Pamela started painting as a ten-year-old, when her mom enrolled her in an adult art class. Her dad taught her how to draw on paper napkins after dinner. Decades later, her artwork expanded from individual paintings to include participatory art with a focus on healing and resilience. Drawing on Pamela’s own journey towards restoration, following the breakdown of her parent’s marriage during her childhood, these responsive projects help foster community through art, creativity, and storytelling.
After raising four children, Pamela reached one of her life goals and completed her master of fine arts degree from Azusa Pacific University, forty years after her undergraduate work. Overflowing with creativity, innovation, and passion, Pamela hopes to complete another twenty years of work before retiring.
Pamela Alderman Art
In 2006, Pamela launched her art business out of her garage studio. After several years of hard lessons and failure, Pamela closed her online store with art prints and art cards. She pivoted to accepting a limited amount of commission work each year and creating interactive community-based work. With this change, Pamela Alderman Art took off. Year after year, while exhibiting her work at ArtPrize, a large art event held in Grand Rapids, Michigan, her audience kept growing. People felt drawn to her hands-on projects.
Her first interactive public installation, called Braving the Wind, focused on cancer survivors. For the project, she prepared 1,500 interactive note cards for audience members to write notes. Those supplies lasted for three days. Over the next two weeks, her husband and mom scrambled to buy more note cards. By the end of the event, 20,000 individuals had written note cards to remember their loved ones battling cancer.
A couple years later, more than 20,000 people wrote wishes and prayers for children in need at Wing and a Prayer. Each year her interactive installations, based on sex-trafficking, bullying, or letting go, continued to expand with 50,000, then 65,000, then 70,000 participants. But Pamela openly shares the secret behind her work at her public speaking events: “My prayer team and I circle the location for my next art project every month for a year leading up to the following exhibit. My business model isn’t complicated. Every year I follow the same steps of prayer, hard work, and integrity.
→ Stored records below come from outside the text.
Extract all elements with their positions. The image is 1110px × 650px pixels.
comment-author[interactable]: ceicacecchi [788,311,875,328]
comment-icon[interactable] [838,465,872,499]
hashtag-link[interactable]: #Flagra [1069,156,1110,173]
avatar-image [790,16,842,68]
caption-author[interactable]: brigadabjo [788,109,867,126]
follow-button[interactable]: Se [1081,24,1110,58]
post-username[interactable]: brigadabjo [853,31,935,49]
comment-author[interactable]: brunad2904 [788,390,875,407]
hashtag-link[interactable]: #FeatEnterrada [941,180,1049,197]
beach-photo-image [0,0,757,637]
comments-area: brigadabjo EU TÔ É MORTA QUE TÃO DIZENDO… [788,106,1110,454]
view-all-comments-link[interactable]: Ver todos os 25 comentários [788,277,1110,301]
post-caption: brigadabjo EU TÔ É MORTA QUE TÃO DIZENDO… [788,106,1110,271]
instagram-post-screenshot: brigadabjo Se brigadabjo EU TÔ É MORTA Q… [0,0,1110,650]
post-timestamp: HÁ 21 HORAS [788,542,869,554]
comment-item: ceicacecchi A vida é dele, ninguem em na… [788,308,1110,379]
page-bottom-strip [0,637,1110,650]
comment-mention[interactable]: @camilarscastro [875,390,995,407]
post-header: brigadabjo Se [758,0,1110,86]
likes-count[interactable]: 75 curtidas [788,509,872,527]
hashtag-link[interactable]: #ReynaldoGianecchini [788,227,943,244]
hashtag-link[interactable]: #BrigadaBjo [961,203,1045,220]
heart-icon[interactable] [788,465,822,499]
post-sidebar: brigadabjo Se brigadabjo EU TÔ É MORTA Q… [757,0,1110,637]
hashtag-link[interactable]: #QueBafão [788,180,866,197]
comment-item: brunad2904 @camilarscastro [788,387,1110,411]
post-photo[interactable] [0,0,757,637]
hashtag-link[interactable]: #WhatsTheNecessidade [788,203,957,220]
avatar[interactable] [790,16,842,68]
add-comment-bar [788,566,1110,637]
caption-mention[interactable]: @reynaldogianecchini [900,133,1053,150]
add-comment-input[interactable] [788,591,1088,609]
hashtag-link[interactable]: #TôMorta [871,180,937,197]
God continues to grant success and the audience continues to grow.”
“It’s been a huge honor showing my work in Phoenix during the 2015 Super Bowl and at the Pentagon in Washington, D.C.,” says Pamela. “But I’m just as content creating a unique fine art piece with a few incarcerated teens from Girls Court or the profoundly handicapped children at Pine Grove Learning Center. Whether my audience is 70,000 people or seven individuals, I put the same intense effort into each art piece. I love to be around other people, and I love to create art. With a combination of the two, I love my work!” For her next goal, Pamela hopes to write a book about her healing art journey.
Healing in Arts
In 2016, ten years after starting her art business, Pamela’s mentor urged her to start a nonprofit. For the first several years, a local business man, Marvin Veltkamp, generously hosted what Pamela calls, “Healing in Arts,” under Libertas Foundation. Last fall, seven years later, Healing in Arts became an official 501(c)(3) nonprofit. Pamela describes it, “Along with my creative team, I create interactive collaborative art projects.” This work fosters creative care and resilience with community groups, including cancer patients, Congolese refugees, children on the autism spectrum, sex trafficking survivors, and veterans struggling with PTSD.
These various interactive projects cultivate a sense of community by demonstrating the value of each and every person. Participants respond to the transformative power within these hands-on projects while exploring relevant topics and how to be part of the solution. Pamela says, “Because of our donor support, many experience release and gain a sense of new beginnings in our collective journey towards growth. Amazingly, my childhood trauma ended up fueling this volunteer creative work years later.” Art serves as the catalyst for personal and corporate healing.
It is Pamela’s dream to put another fifteen years of sweat equity into Healing in Arts before handing it off to younger women of color. Currently, Healing in Arts board members form a diverse creative group that crosses boundary lines of skin color and generations and locations with a single mission of empowering people and inspiring hope through collaborative art.